Only if you use a heavily fragranced detergent for the rest of the family. If the whole household runs on a fragrance-free, dye-free detergent, washing everything together is fine — and it's what most families end up doing within a couple of months.
Is regular detergent safe for baby clothes?
A regular detergent that's fragrance-free, dye-free, and free of optical brighteners is safe for baby clothes — the "baby" label matters less than the ingredient list. Avoid regular detergents with synthetic fragrance and dyes, which are the most common irritants for infant skin.
What temperature should I wash baby clothes at?
Warm water (around 90–110°F) is the default for baby clothes — it cleans well and is gentle on fabrics. Use cold for the first rinse of protein stains like poop and spit-up so they don't set, and reserve hot water for cloth diapers, bedding after illness, and towels.
How do you get poop stains out of baby clothes?

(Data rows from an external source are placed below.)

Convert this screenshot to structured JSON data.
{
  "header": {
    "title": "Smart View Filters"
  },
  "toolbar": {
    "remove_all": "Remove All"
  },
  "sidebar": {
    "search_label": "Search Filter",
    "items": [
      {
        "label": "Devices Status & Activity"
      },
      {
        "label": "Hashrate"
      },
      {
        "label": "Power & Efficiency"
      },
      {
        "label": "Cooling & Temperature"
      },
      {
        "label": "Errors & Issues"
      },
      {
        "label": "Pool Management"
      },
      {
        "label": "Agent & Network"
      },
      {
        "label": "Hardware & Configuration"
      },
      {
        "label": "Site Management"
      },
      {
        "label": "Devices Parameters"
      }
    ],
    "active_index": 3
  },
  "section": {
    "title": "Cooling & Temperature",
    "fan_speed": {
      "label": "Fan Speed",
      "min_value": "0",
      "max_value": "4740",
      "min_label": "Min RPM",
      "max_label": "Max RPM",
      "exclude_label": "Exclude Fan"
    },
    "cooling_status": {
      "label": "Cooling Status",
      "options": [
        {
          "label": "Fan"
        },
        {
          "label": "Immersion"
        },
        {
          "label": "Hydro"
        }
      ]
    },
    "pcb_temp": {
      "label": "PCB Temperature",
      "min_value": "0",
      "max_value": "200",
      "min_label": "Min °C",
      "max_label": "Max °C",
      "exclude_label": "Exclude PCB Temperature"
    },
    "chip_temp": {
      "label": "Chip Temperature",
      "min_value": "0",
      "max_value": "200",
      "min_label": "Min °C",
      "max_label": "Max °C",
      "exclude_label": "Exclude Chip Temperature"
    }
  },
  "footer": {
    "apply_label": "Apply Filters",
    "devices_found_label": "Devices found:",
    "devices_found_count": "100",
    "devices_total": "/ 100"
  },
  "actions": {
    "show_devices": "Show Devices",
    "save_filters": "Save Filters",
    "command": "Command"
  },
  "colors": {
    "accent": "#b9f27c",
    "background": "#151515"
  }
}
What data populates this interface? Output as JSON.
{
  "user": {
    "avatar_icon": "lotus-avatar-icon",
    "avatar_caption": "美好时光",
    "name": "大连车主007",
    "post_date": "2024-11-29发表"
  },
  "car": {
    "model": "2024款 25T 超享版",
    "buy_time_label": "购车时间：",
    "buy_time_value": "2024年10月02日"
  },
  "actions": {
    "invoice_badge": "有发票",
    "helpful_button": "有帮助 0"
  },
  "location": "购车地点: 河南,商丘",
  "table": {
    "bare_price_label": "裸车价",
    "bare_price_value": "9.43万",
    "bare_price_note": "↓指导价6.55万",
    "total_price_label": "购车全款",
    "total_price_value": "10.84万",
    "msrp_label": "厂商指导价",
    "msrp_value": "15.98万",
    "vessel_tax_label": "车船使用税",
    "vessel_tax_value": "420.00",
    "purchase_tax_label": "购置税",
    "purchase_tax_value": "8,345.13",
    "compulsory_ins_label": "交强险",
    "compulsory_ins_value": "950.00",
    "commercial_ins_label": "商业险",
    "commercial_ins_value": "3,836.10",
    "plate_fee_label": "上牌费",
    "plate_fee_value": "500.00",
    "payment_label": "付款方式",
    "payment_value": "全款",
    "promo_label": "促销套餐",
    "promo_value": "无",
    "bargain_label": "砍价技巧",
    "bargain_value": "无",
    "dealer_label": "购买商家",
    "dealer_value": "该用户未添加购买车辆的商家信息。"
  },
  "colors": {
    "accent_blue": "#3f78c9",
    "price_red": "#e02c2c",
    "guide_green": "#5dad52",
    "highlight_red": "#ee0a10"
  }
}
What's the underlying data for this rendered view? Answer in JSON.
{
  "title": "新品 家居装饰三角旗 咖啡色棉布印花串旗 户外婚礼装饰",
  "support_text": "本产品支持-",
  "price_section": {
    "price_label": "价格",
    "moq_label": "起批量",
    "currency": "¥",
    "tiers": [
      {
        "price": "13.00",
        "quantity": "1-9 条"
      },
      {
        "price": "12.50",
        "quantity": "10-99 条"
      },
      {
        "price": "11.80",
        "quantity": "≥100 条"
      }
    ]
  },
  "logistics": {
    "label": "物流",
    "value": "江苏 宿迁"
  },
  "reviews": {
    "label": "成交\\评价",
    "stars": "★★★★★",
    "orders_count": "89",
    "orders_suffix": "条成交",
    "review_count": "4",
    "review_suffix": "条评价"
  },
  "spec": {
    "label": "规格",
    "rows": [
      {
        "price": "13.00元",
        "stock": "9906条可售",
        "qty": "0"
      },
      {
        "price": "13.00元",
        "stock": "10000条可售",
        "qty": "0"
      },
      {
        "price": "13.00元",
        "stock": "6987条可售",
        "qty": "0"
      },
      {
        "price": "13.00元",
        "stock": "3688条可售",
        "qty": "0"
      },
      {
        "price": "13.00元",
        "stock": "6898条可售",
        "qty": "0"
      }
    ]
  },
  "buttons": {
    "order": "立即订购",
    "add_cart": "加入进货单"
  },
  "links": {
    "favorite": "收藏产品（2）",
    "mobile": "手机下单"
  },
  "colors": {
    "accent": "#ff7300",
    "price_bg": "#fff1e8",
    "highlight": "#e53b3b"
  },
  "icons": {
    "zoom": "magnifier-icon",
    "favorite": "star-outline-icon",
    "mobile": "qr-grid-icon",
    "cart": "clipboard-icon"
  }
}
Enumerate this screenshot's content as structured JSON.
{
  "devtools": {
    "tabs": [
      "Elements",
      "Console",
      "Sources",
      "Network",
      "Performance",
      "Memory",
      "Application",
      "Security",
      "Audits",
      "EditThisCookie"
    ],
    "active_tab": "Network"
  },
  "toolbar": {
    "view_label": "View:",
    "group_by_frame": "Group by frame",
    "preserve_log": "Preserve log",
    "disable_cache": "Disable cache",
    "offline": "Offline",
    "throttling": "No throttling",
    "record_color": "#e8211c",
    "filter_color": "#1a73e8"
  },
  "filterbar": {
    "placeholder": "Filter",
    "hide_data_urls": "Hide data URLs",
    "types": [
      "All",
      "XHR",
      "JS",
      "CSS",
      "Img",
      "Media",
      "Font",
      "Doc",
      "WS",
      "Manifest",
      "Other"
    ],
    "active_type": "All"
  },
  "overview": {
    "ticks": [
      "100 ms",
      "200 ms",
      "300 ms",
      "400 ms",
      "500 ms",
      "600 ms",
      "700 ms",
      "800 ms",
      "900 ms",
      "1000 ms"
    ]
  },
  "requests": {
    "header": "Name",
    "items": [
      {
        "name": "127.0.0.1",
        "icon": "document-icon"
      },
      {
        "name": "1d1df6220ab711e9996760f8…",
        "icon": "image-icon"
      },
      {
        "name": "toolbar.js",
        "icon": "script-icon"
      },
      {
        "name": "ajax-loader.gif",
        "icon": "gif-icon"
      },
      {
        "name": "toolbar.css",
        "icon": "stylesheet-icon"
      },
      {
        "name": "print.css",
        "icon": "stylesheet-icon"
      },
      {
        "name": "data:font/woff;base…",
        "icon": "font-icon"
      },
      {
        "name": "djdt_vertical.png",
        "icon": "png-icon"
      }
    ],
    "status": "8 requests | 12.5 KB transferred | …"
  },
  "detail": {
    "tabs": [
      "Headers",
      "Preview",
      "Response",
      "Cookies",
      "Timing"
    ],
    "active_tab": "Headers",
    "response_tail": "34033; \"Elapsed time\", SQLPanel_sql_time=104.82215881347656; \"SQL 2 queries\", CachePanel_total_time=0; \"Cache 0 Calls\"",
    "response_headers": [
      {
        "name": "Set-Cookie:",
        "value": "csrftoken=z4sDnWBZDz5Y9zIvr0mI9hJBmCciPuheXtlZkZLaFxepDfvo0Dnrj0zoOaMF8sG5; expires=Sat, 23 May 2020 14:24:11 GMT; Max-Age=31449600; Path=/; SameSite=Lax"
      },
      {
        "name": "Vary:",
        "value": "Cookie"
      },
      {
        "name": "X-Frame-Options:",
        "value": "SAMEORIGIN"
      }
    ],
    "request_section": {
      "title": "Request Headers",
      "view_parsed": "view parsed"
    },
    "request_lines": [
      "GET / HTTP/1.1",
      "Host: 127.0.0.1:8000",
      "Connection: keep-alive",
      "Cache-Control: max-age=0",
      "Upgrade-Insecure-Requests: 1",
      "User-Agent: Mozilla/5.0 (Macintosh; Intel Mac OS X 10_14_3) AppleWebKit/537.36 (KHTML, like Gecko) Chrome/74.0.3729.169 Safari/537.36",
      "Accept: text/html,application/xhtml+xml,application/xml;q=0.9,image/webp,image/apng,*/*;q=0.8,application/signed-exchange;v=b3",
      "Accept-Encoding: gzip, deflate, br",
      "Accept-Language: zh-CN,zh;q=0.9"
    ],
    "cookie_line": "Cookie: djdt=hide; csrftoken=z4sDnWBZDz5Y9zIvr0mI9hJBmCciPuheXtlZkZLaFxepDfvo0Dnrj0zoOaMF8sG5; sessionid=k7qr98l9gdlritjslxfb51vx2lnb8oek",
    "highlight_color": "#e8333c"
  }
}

Rinse the stain in cold water from the back of the fabric, apply an enzyme-based stain remover, wait at least 15 minutes, then wash warm. Check before drying and repeat if needed — and for stubborn yellow residue, hang the damp garment in direct sunlight, which naturally bleaches protein stains.
Is fabric softener safe for baby clothes?
Skip it. Fabric softener and dryer sheets coat fibers with chemicals that can irritate sensitive skin, reduce the absorbency of bibs and burp cloths, and degrade the flame resistance of baby sleepwear. Wool dryer balls soften naturally if static is a problem.
Should I wash new baby clothes before wearing?
Yes — always wash new clothes, blankets, and crib sheets before first use. Fabrics carry finishing chemicals from manufacturing and have been handled throughout shipping and retail. One normal cycle with a gentle detergent is enough.